Today, those once restrictive spaces have been transformed into an open, welcoming building designed to connect neighbors with one another.

That place is also now home to the Southwest Florida Community Foundation and a new technologically-enhanced space called the Collaboratory, a 13,000-square-foot building added onto a renovated version of the depot’s original structure, built in 1924. The foundation has invited nonprofits and other groups to use the center for meetings and other events.

“We were very intentional with the concept of the Collaboratory as a space rather than a place,” says Sarah Owen, president and CEO of the Southwest Florida Community Foundation, in a statement. “We’ll be taking Collaboratory ideas and energy and events all over the region, and people will be able to connect to us digitally in what is a virtual hub that’s geographically unbound.”

Contributed.
Contributed.

The transformation of the historic structure and the building of the addition came about through a public-private partnership between the foundation and the City of Fort Myers.

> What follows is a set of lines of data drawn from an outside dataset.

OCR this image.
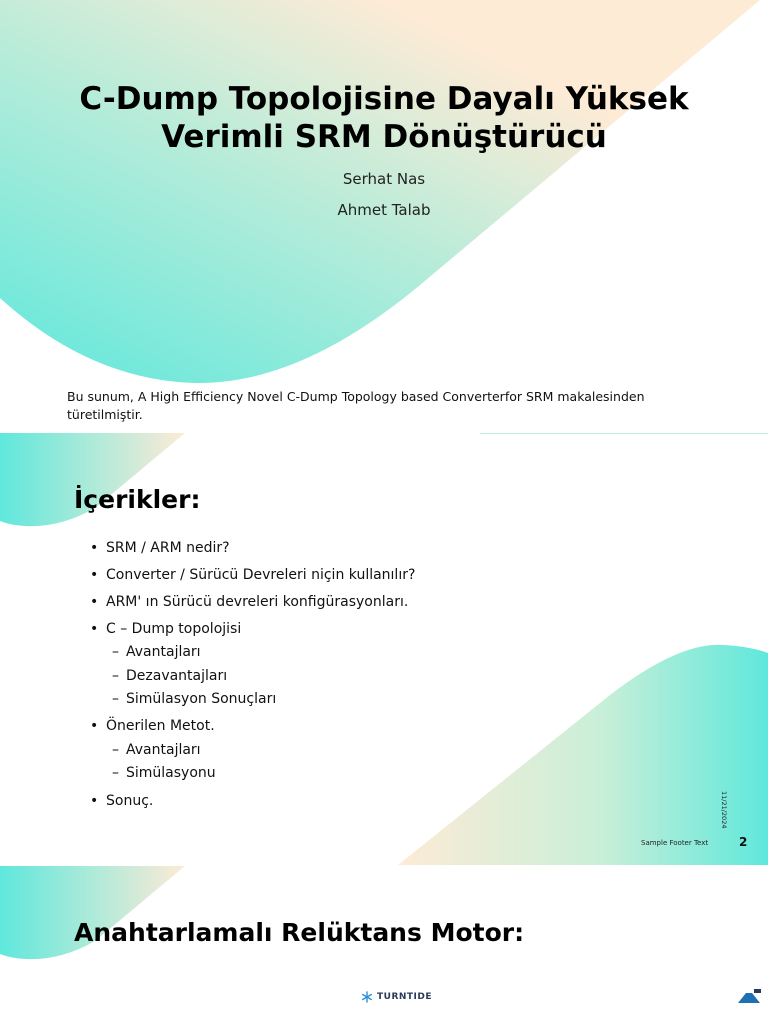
C-Dump Topolojisine Dayalı Yüksek
Verimli SRM Dönüştürücü
Serhat Nas
Ahmet Talab
Bu sunum, A High Efficiency Novel C-Dump Topology based Converterfor SRM makalesinden türetilmiştir.
İçerikler:
• SRM / ARM nedir?
• Converter / Sürücü Devreleri niçin kullanılır?
• ARM' ın Sürücü devreleri konfigürasyonları.
• C – Dump topolojisi
– Avantajları
– Dezavantajları
– Simülasyon Sonuçları
• Önerilen Metot.
– Avantajları
– Simülasyonu
• Sonuç.	11/21/2024
Sample Footer Text	2
Anahtarlamalı Relüktans Motor:
TURNTIDE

Funding included a $10 million New Market Tax Credit program that assists with economic development in distressed neighborhoods.

In addition to four conference rooms, the LEED-gold-certified building contains nine offices, multiple lounges, six tenant spaces and a large meeting area. The foundation invested in high-tech features like energy efficient air conditioning, an outdoor air-scrubber system, water-efficient plumbing and solar power trees.

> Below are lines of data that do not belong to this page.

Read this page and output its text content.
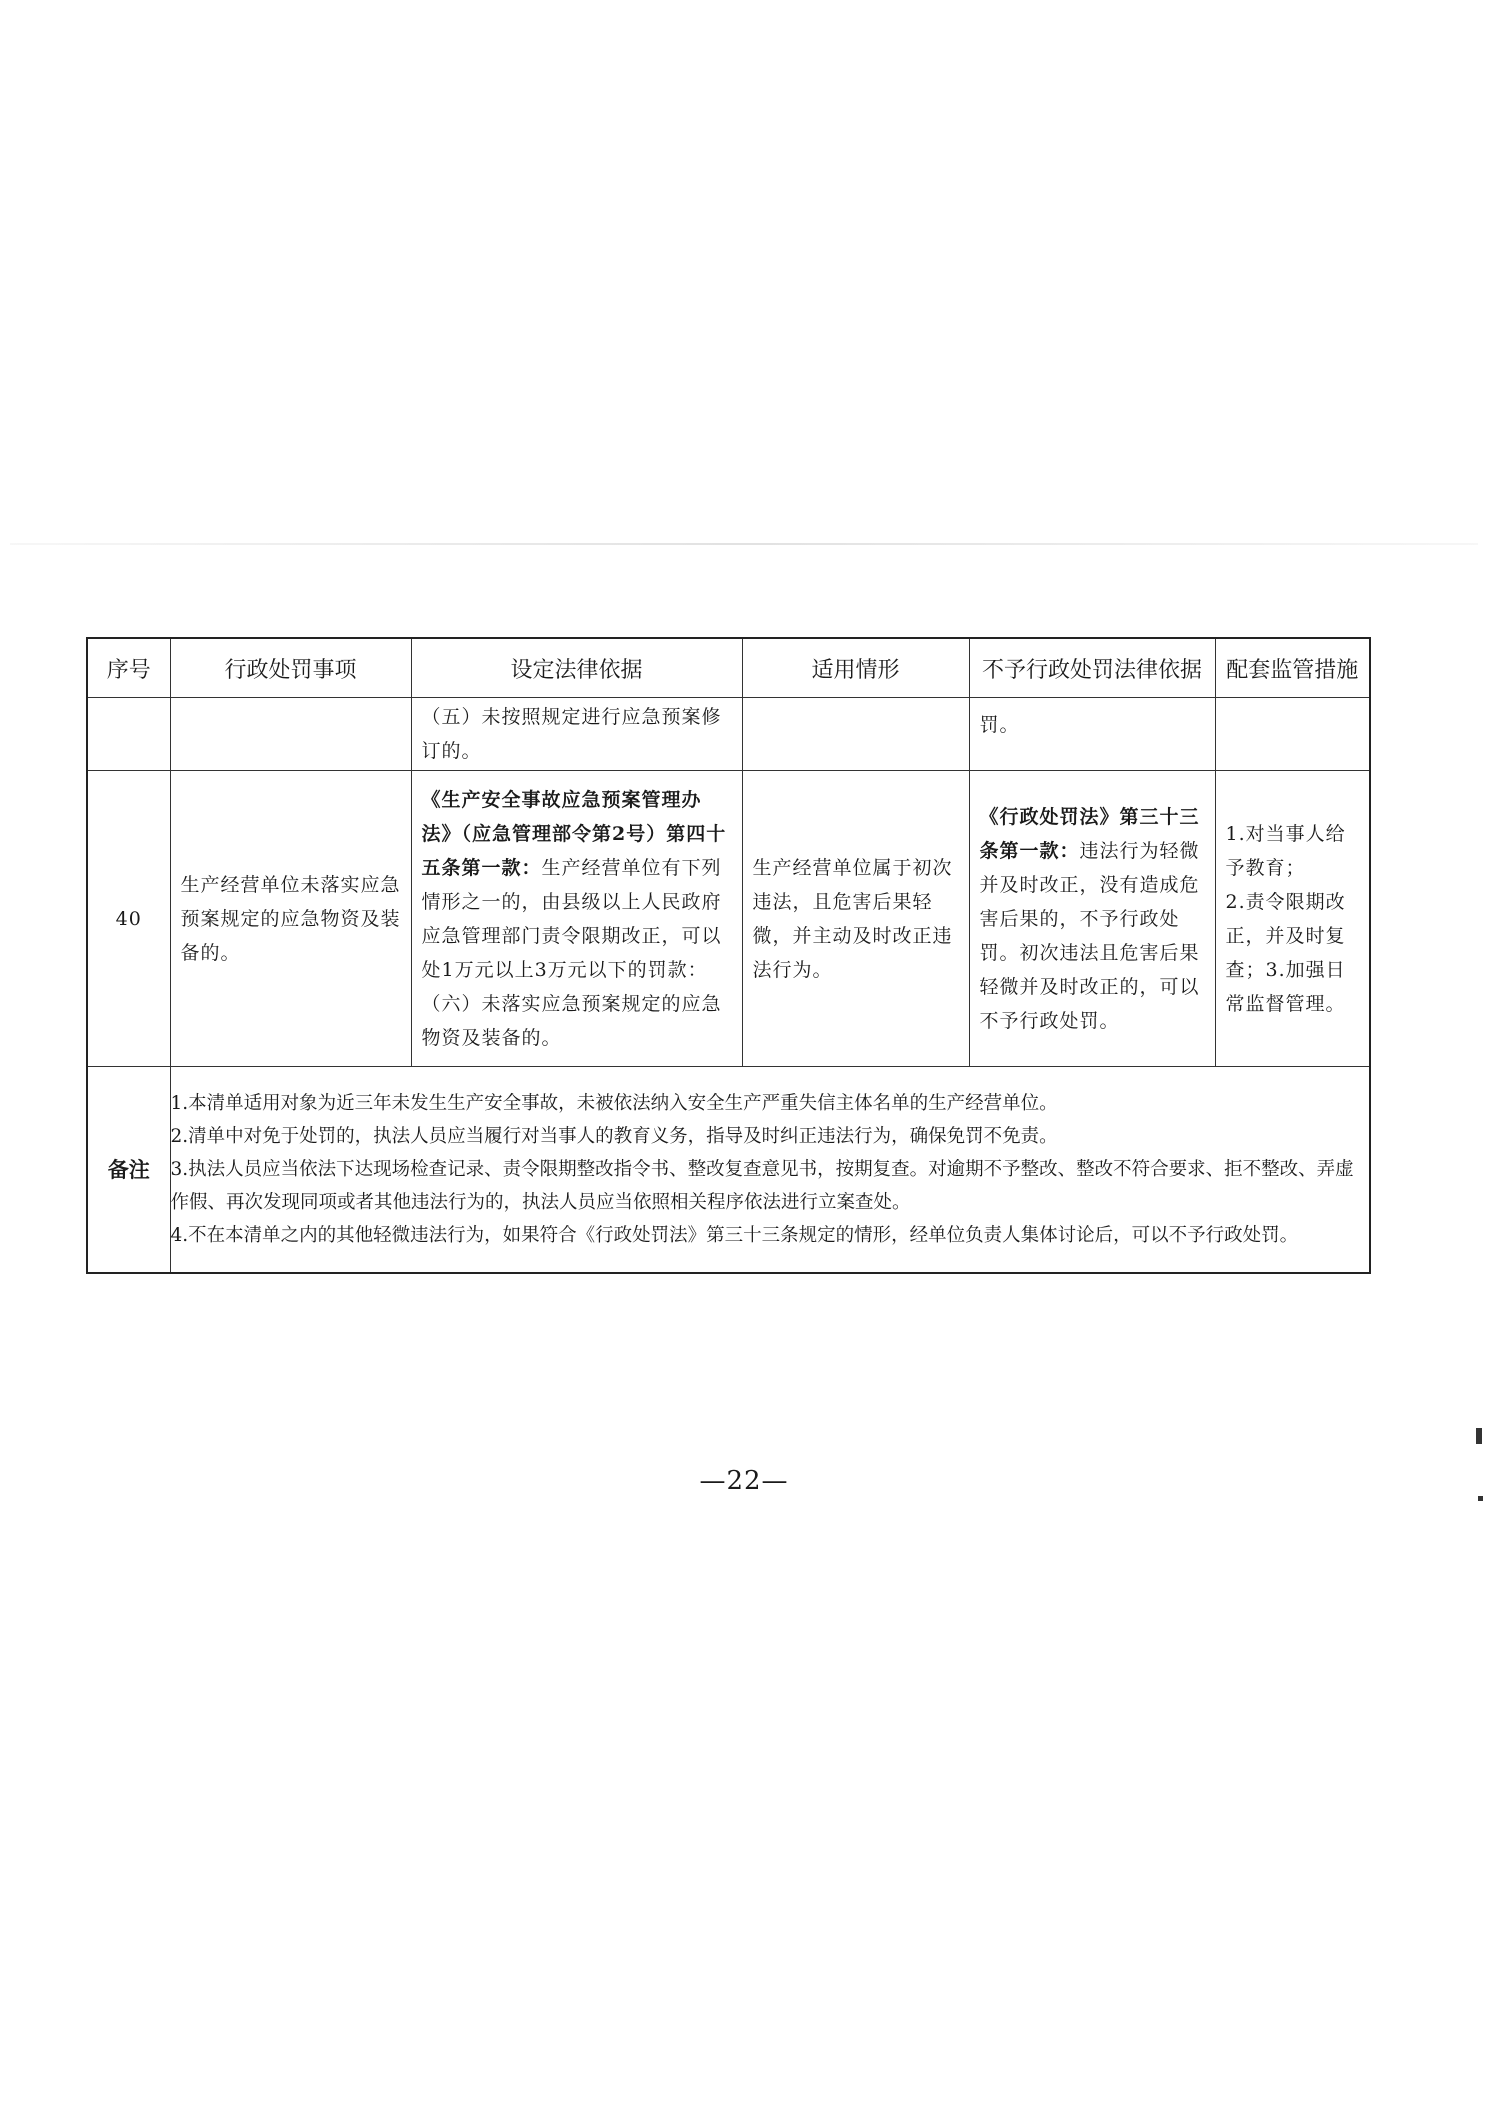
序号	行政处罚事项	设定法律依据	适用情形	不予行政处罚法律依据	配套监管措施

		（五）未按照规定进行应急预案修订的。		罚。	

40	生产经营单位未落实应急预案规定的应急物资及装备的。	《生产安全事故应急预案管理办法》（应急管理部令第2号）第四十五条第一款：生产经营单位有下列情形之一的，由县级以上人民政府应急管理部门责令限期改正，可以处1万元以上3万元以下的罚款：
（六）未落实应急预案规定的应急物资及装备的。	生产经营单位属于初次违法，且危害后果轻微，并主动及时改正违法行为。	《行政处罚法》第三十三条第一款：违法行为轻微并及时改正，没有造成危害后果的，不予行政处罚。初次违法且危害后果轻微并及时改正的，可以不予行政处罚。	1.对当事人给予教育；
2.责令限期改正，并及时复查；3.加强日常监督管理。

备注	1.本清单适用对象为近三年未发生生产安全事故，未被依法纳入安全生产严重失信主体名单的生产经营单位。

2.清单中对免于处罚的，执法人员应当履行对当事人的教育义务，指导及时纠正违法行为，确保免罚不免责。

3.执法人员应当依法下达现场检查记录、责令限期整改指令书、整改复查意见书，按期复查。对逾期不予整改、整改不符合要求、拒不整改、弄虚作假、再次发现同项或者其他违法行为的，执法人员应当依照相关程序依法进行立案查处。

4.不在本清单之内的其他轻微违法行为，如果符合《行政处罚法》第三十三条规定的情形，经单位负责人集体讨论后，可以不予行政处罚。				

—22—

But the organization didn’t remove all the building’s storied past, which included being a history museum following the railroad’s departure in 1971. The builder, for example, found a way to repurpose items like the original red brick walls, windows, benches and signs. The Fort Myers construction company, Owen-Amen-Kimball, even found a way to keep the railroad tracks, which pass right through the middle of the building, while still making it Americans with Disabilities Act (ADA) compliant.

Unfortunately, though, crews weren’t able to salvage and keep one of the last remaining Pullman train cars that sat at the site for years. It was removed by a massive crane.

“It was very important to the client to keep the historical significance of the train station,” O-A-K President David Dale says. “We married it up to a super modern building.”